My X3 and SX2.7 sit on not much more than carcases with a solid bench over the to that is fixed to a batten along the wall. The KX3 is on a pair of legs fixed to the cabinet at the side with a tick ply top also tied to the wall

jaCK Hobson05/02/2022 14:24:38
262 forum posts
92 photos

I'm starting to get excited! I have a part-full shopping cart at Arc. sx3.5, no stand.

I think I'm going to buy just a vice and what I need for the first job (fit a DRO to my Myford with the scale under the slide) which means I won't get one of those package deals on cutter and clamp set... but then I miss out on 10% saving!!

I have a 10mm Myford size clamp set, and a 15mm already... but the sx 3.5 needs the one I haven't got - 12mm. I'm thinking I don't need that - just something to hold the vice on?

I get one half-decent HSS 10mm 3 flute cutter and one r8 10mm collet

And the 100mm, not the 125mm vice... which seems to be Jason and Ketan's recommended size for these machines.

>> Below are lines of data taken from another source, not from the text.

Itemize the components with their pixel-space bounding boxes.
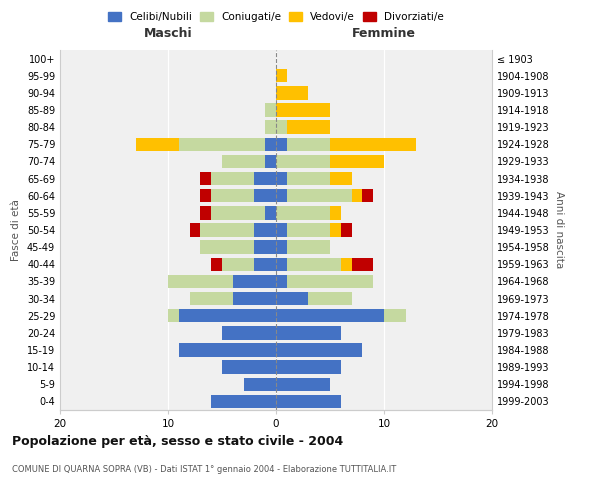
Bar bbox=[168, 309, 179, 322]
Bar bbox=[254, 258, 276, 271]
Bar bbox=[211, 172, 254, 186]
Bar bbox=[265, 138, 276, 151]
Bar bbox=[233, 292, 276, 306]
Y-axis label: Anni di nascita: Anni di nascita bbox=[554, 192, 563, 268]
Legend: Celibi/Nubili, Coniugati/e, Vedovi/e, Divorziati/e: Celibi/Nubili, Coniugati/e, Vedovi/e, Di… bbox=[104, 8, 448, 26]
Bar bbox=[190, 224, 200, 236]
Bar bbox=[254, 224, 276, 236]
Bar bbox=[265, 120, 276, 134]
Bar bbox=[254, 189, 276, 202]
Bar bbox=[200, 240, 254, 254]
Bar bbox=[179, 138, 265, 151]
Bar bbox=[276, 344, 362, 356]
Bar bbox=[287, 138, 330, 151]
Bar bbox=[254, 240, 276, 254]
Bar bbox=[352, 189, 362, 202]
Bar bbox=[211, 258, 222, 271]
Text: Popolazione per età, sesso e stato civile - 2004: Popolazione per età, sesso e stato civil… bbox=[12, 435, 343, 448]
Bar bbox=[352, 258, 373, 271]
Bar bbox=[287, 258, 341, 271]
Bar bbox=[179, 344, 276, 356]
Bar bbox=[330, 138, 416, 151]
Bar bbox=[287, 172, 330, 186]
Bar bbox=[276, 154, 330, 168]
Text: COMUNE DI QUARNA SOPRA (VB) - Dati ISTAT 1° gennaio 2004 - Elaborazione TUTTITAL: COMUNE DI QUARNA SOPRA (VB) - Dati ISTAT… bbox=[12, 465, 396, 474]
Bar bbox=[308, 292, 352, 306]
Bar bbox=[330, 154, 384, 168]
Bar bbox=[287, 189, 352, 202]
Text: Femmine: Femmine bbox=[352, 26, 416, 40]
Bar bbox=[265, 206, 276, 220]
Bar bbox=[287, 240, 330, 254]
Bar bbox=[233, 274, 276, 288]
Y-axis label: Fasce di età: Fasce di età bbox=[11, 199, 21, 261]
Bar bbox=[222, 360, 276, 374]
Bar bbox=[276, 104, 330, 117]
Bar bbox=[254, 172, 276, 186]
Bar bbox=[222, 258, 254, 271]
Bar bbox=[276, 206, 330, 220]
Bar bbox=[244, 378, 276, 391]
Bar bbox=[276, 309, 384, 322]
Bar bbox=[200, 206, 211, 220]
Bar bbox=[276, 360, 341, 374]
Text: Maschi: Maschi bbox=[143, 26, 193, 40]
Bar bbox=[265, 104, 276, 117]
Bar bbox=[287, 120, 330, 134]
Bar bbox=[190, 292, 233, 306]
Bar bbox=[222, 154, 265, 168]
Bar bbox=[276, 274, 287, 288]
Bar bbox=[276, 292, 308, 306]
Bar bbox=[265, 154, 276, 168]
Bar bbox=[136, 138, 179, 151]
Bar bbox=[222, 326, 276, 340]
Bar bbox=[211, 394, 276, 408]
Bar bbox=[200, 189, 211, 202]
Bar bbox=[200, 224, 254, 236]
Bar bbox=[330, 206, 341, 220]
Bar bbox=[330, 172, 352, 186]
Bar bbox=[384, 309, 406, 322]
Bar bbox=[179, 309, 276, 322]
Bar bbox=[276, 394, 341, 408]
Bar bbox=[341, 258, 352, 271]
Bar bbox=[276, 258, 287, 271]
Bar bbox=[276, 69, 287, 82]
Bar bbox=[276, 189, 287, 202]
Bar bbox=[276, 378, 330, 391]
Bar bbox=[330, 224, 341, 236]
Bar bbox=[276, 138, 287, 151]
Bar bbox=[276, 172, 287, 186]
Bar bbox=[211, 189, 254, 202]
Bar bbox=[168, 274, 233, 288]
Bar bbox=[362, 189, 373, 202]
Bar bbox=[276, 86, 308, 100]
Bar bbox=[287, 274, 373, 288]
Bar bbox=[276, 326, 341, 340]
Bar bbox=[211, 206, 265, 220]
Bar bbox=[276, 120, 287, 134]
Bar bbox=[276, 240, 287, 254]
Bar bbox=[287, 224, 330, 236]
Bar bbox=[341, 224, 352, 236]
Bar bbox=[200, 172, 211, 186]
Bar bbox=[276, 224, 287, 236]
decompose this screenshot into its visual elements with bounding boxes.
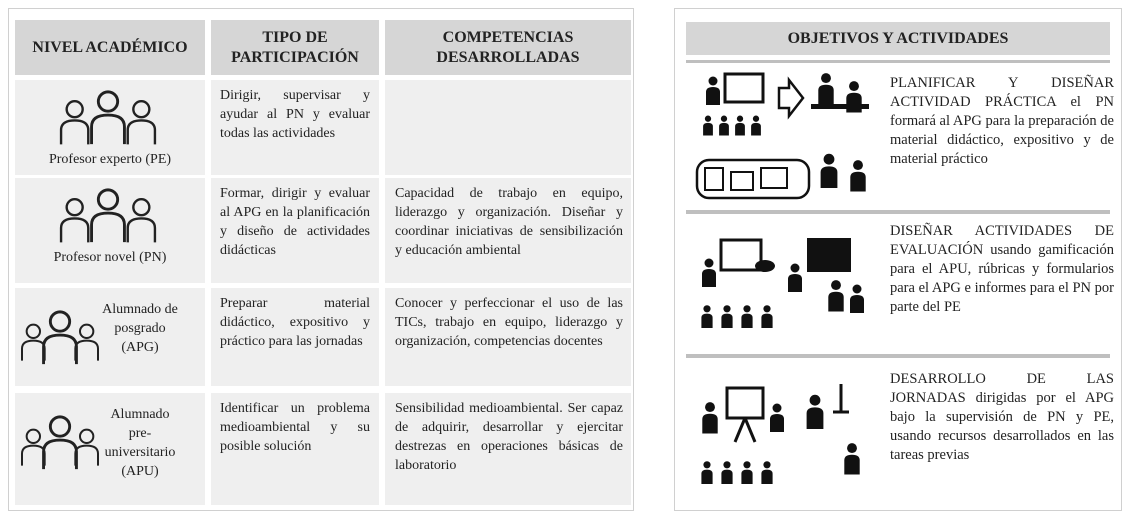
table-frame <box>8 8 634 511</box>
activity-text: DESARROLLO DE LAS JORNADAS dirigidas por… <box>890 371 1114 463</box>
competencies-text: Conocer y perfeccionar el uso de las TIC… <box>395 296 623 349</box>
header: NIVEL ACADÉMICO <box>32 38 188 56</box>
title: OBJETIVOS Y ACTIVIDADES <box>787 29 1009 47</box>
header-cell: TIPO DE PARTICIPACIÓN <box>211 20 379 75</box>
level-label: Alumnado pre-universitario (APU) <box>104 407 176 479</box>
evaluation-illustration <box>701 238 864 328</box>
table-cell <box>385 178 631 283</box>
separator <box>686 60 1110 63</box>
competencies-text: Capacidad de trabajo en equipo, liderazg… <box>395 186 623 258</box>
panel-frame <box>674 8 1122 511</box>
table-cell <box>211 178 379 283</box>
separator <box>686 210 1110 214</box>
table-cell <box>385 393 631 505</box>
people-icon <box>59 90 157 146</box>
level-label: Alumnado de posgrado (APG) <box>102 302 178 355</box>
participation-text: Dirigir, supervisar y ayudar al PN y eva… <box>220 88 370 141</box>
competencies-text: Sensibilidad medioambiental. Ser capaz d… <box>395 401 623 473</box>
participation-text: Formar, dirigir y evaluar al APG en la p… <box>220 186 370 258</box>
planning-illustration <box>695 72 869 200</box>
participation-text: Identificar un problema medioambiental y… <box>220 401 370 454</box>
activity-text: PLANIFICAR Y DISEÑAR ACTIVIDAD PRÁCTICA … <box>890 75 1114 167</box>
table-cell <box>211 393 379 505</box>
table-cell <box>211 288 379 386</box>
people-icon <box>59 188 157 244</box>
table-cell <box>385 288 631 386</box>
separator <box>686 354 1110 358</box>
table-cell <box>15 80 205 175</box>
header: TIPO DE PARTICIPACIÓN <box>231 28 359 66</box>
table-cell <box>15 393 205 505</box>
panel-title: OBJETIVOS Y ACTIVIDADES <box>686 22 1110 55</box>
header: COMPETENCIAS DESARROLLADAS <box>436 28 580 66</box>
header-cell: NIVEL ACADÉMICO <box>15 20 205 75</box>
development-illustration <box>701 384 860 484</box>
header-cell: COMPETENCIAS DESARROLLADAS <box>385 20 631 75</box>
people-icon <box>20 310 100 366</box>
table-cell <box>15 178 205 283</box>
table-cell <box>211 80 379 175</box>
table-cell <box>385 80 631 175</box>
level-label: Profesor experto (PE) <box>48 152 172 167</box>
participation-text: Preparar material didáctico, expositivo … <box>220 296 370 349</box>
activity-text: DISEÑAR ACTIVIDADES DE EVALUACIÓN usando… <box>890 223 1114 315</box>
level-label: Profesor novel (PN) <box>53 250 167 265</box>
people-icon <box>20 415 100 471</box>
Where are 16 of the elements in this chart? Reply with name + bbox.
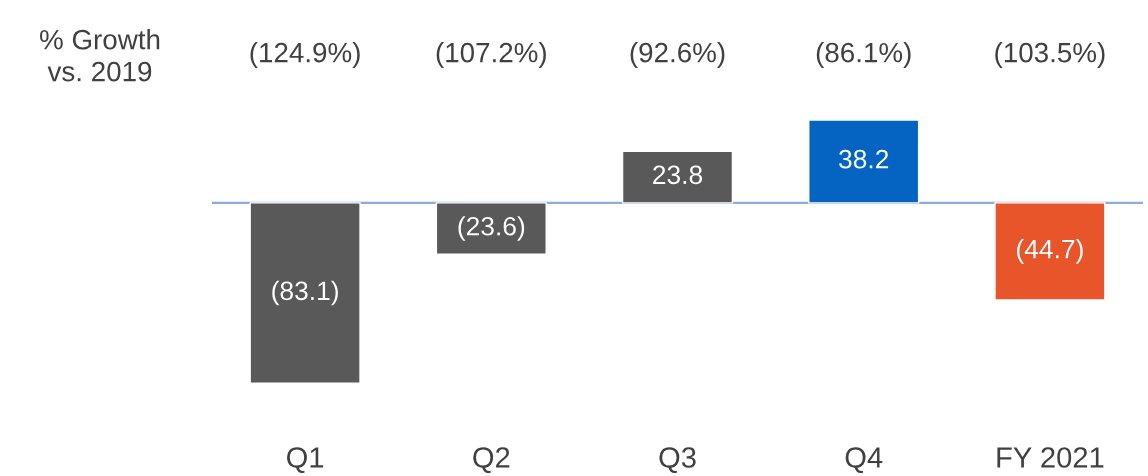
x-tick-label: Q2 — [473, 447, 510, 474]
data-label: 23.8 — [653, 165, 703, 185]
x-tick-label: Q4 — [845, 447, 883, 474]
data-label: 38.2 — [839, 149, 889, 169]
text: (107.2%) — [436, 42, 546, 68]
data-label: (23.6) — [458, 216, 525, 241]
x-tick-label: Q3 — [659, 447, 696, 474]
text: % Growth vs. 2019 — [40, 29, 160, 82]
text: (103.5%) — [995, 42, 1105, 68]
data-label: (44.7) — [1017, 239, 1083, 264]
text: (92.6%) — [630, 42, 725, 68]
x-tick-label: Q1 — [287, 447, 324, 474]
x-tick-label: FY 2021 — [997, 447, 1104, 468]
data-label: (83.1) — [272, 280, 338, 306]
text: (124.9%) — [250, 42, 360, 68]
text: (86.1%) — [816, 42, 911, 68]
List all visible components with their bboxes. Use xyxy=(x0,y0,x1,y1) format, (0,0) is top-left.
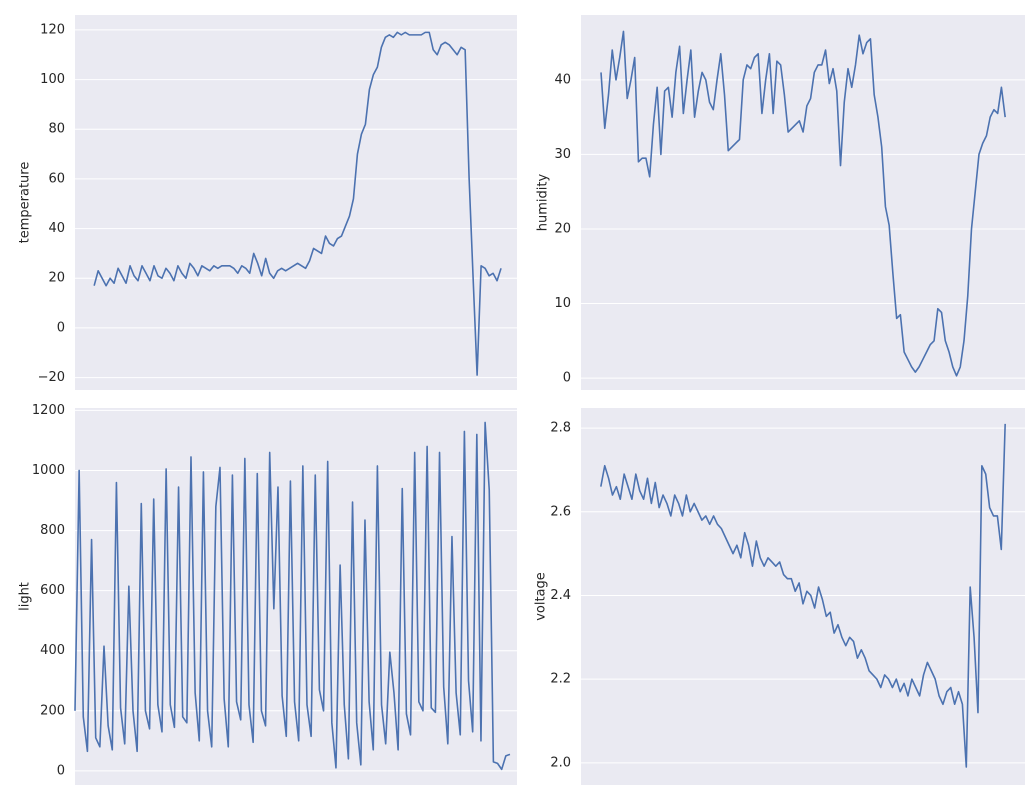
y-tick-label: 2.2 xyxy=(550,672,571,687)
y-tick-label: 2.4 xyxy=(550,588,571,603)
data-line xyxy=(93,31,502,376)
y-tick-label: 200 xyxy=(40,703,65,718)
y-tick-label: 1200 xyxy=(32,403,65,418)
y-tick-label: 100 xyxy=(40,72,65,87)
y-axis-label: humidity xyxy=(536,173,551,231)
y-tick-label: 20 xyxy=(554,221,571,236)
y-tick-label: 1000 xyxy=(32,463,65,478)
y-tick-label: 2.0 xyxy=(550,755,571,770)
y-tick-label: 40 xyxy=(48,221,65,236)
y-tick-label: 0 xyxy=(57,763,65,778)
y-axis-label: temperature xyxy=(18,162,33,244)
y-tick-label: 80 xyxy=(48,122,65,137)
y-tick-label: 600 xyxy=(40,583,65,598)
y-tick-label: 0 xyxy=(563,371,571,386)
y-tick-label: 2.8 xyxy=(550,421,571,436)
y-axis-label: light xyxy=(18,582,33,611)
plot-area xyxy=(581,15,1025,390)
y-tick-label: 400 xyxy=(40,643,65,658)
data-line xyxy=(74,421,511,771)
data-line xyxy=(600,423,1006,768)
y-tick-label: 20 xyxy=(48,271,65,286)
y-tick-label: −20 xyxy=(38,370,65,385)
y-tick-label: 120 xyxy=(40,22,65,37)
y-tick-label: 800 xyxy=(40,523,65,538)
y-tick-label: 0 xyxy=(57,320,65,335)
y-tick-label: 2.6 xyxy=(550,504,571,519)
y-tick-label: 60 xyxy=(48,171,65,186)
y-tick-label: 10 xyxy=(554,296,571,311)
plot-area xyxy=(75,15,517,390)
y-tick-label: 40 xyxy=(554,72,571,87)
plot-area xyxy=(581,408,1025,785)
y-axis-label: voltage xyxy=(534,572,549,621)
y-tick-label: 30 xyxy=(554,147,571,162)
data-line xyxy=(600,30,1006,377)
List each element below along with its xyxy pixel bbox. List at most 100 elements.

Cost different is insignificant to me.

And I imagine I need at least a cheap set of parallels to make good use of vice.

Then, if I can bring myself to push the button, I have to find and read those threads about how to move the crate from the road to the end of the garden...

Mind you , I worry that once I commit I will lose one of my favourite past-times - checking specs of different mills on the internet - I've been reading about mills for many years.